The flag is low-risk. Once set, nothing should invalidate it, and it is easily checked in the SIL verifier with the same logic that sets the flag.
QUESTION: Can anyone think of a SIL transformation that would violate the uniqueness of a local reference?
The flag is low-maintenance. The only cost of this proposal is the implementation of the flag itself: [SIL] Add a "unique" flag to alloc_ref instructions. by zoecarver · Pull Request #32844 · apple/swift · GitHub
It it easily verified with the same logic that originally determines uniqueness.
I'm open to other alternatives, but this flag is potentially a valuable addition to the current SIL infrastructure. Worst case, we get some nice improvements for a while and decide to remove the flag later when every optimization that matters has its own more powerful "unique reference analysis".

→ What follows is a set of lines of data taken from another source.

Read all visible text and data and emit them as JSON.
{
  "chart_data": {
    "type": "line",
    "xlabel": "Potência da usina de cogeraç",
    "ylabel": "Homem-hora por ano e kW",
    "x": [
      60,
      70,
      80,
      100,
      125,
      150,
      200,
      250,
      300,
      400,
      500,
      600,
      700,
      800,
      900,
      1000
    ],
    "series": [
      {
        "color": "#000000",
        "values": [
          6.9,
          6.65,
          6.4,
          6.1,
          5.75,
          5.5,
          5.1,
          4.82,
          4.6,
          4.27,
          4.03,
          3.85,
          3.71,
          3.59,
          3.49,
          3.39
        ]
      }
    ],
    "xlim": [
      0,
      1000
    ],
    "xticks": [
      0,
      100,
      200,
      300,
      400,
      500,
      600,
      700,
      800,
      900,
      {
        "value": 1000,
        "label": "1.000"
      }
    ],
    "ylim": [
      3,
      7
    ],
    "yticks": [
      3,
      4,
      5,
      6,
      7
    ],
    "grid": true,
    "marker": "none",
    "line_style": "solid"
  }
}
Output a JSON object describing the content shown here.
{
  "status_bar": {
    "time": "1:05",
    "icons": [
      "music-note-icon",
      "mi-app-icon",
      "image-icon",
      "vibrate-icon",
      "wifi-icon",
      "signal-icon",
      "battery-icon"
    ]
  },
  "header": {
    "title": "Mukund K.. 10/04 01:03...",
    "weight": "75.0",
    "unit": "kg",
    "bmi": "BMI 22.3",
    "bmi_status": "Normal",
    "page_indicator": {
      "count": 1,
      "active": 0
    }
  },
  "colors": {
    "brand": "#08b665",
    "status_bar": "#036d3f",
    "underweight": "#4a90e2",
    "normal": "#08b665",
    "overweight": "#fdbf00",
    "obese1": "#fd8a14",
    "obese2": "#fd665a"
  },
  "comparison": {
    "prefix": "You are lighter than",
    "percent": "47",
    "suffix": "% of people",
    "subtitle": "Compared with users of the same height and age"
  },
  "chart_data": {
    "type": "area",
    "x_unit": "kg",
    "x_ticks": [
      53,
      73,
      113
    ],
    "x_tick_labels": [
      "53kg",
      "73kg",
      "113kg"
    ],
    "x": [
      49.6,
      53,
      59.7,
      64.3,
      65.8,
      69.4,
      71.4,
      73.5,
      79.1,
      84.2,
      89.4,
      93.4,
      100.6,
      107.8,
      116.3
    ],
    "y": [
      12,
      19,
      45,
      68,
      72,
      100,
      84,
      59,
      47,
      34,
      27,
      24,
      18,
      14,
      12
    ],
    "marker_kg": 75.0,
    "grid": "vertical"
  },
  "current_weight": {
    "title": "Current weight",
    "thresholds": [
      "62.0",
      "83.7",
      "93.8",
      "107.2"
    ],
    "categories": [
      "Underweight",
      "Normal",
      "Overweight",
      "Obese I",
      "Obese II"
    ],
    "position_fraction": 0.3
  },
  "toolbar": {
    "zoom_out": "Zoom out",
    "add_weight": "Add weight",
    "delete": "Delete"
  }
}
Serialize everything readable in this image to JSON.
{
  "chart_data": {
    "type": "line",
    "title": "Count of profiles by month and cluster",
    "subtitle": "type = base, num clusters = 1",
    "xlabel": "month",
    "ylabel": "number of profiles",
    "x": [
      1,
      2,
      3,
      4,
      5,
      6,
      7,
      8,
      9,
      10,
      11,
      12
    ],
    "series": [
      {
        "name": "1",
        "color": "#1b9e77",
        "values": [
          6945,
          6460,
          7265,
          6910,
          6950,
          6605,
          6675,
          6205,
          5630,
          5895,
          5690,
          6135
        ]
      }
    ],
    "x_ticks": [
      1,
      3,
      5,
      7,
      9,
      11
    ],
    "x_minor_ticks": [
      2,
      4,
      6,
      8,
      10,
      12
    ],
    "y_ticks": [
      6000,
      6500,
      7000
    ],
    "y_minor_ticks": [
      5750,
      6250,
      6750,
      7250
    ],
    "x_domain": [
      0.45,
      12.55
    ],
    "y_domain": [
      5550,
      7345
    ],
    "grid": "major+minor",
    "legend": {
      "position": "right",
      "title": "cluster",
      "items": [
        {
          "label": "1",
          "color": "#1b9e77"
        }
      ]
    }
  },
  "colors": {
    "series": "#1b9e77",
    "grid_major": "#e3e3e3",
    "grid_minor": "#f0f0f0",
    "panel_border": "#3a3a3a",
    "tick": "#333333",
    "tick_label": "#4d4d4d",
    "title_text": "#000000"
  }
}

This is somewhat moot, but for those who are interested, the EscapeAnalysis public API (canEscapeTo) does not currently determine local reference uniqueness in the situation we want:
class MyClass {
var x = 0
}
@inline(never)
func bar(_ i: inout Int) {
i = 2
}
public func foo() {
let c1 = MyClass()
let c2 = MyClass()
bar(&c1.x)
c2.x = 3
}
Here, @zoecarver 's logic easily identifies the locally allocated references as unique. But according to our current AliasAnalysis, which uses EscapeAnalysis, the accesses to c1.x and c2.x appear to alias and the release of c1 and c2 both appear to escape both c1.x and c2.x.
Under the hood, there is enough information in EscapeAnalysis connection graph to determine that only the property escapes, not the object itself. But the public API is not designed to make use of that information.
StackPromotion does work in these cases because it actually peeks under the hood to look at the EscapeAnalysis connection graph (the pass and analysis are tightly coupled).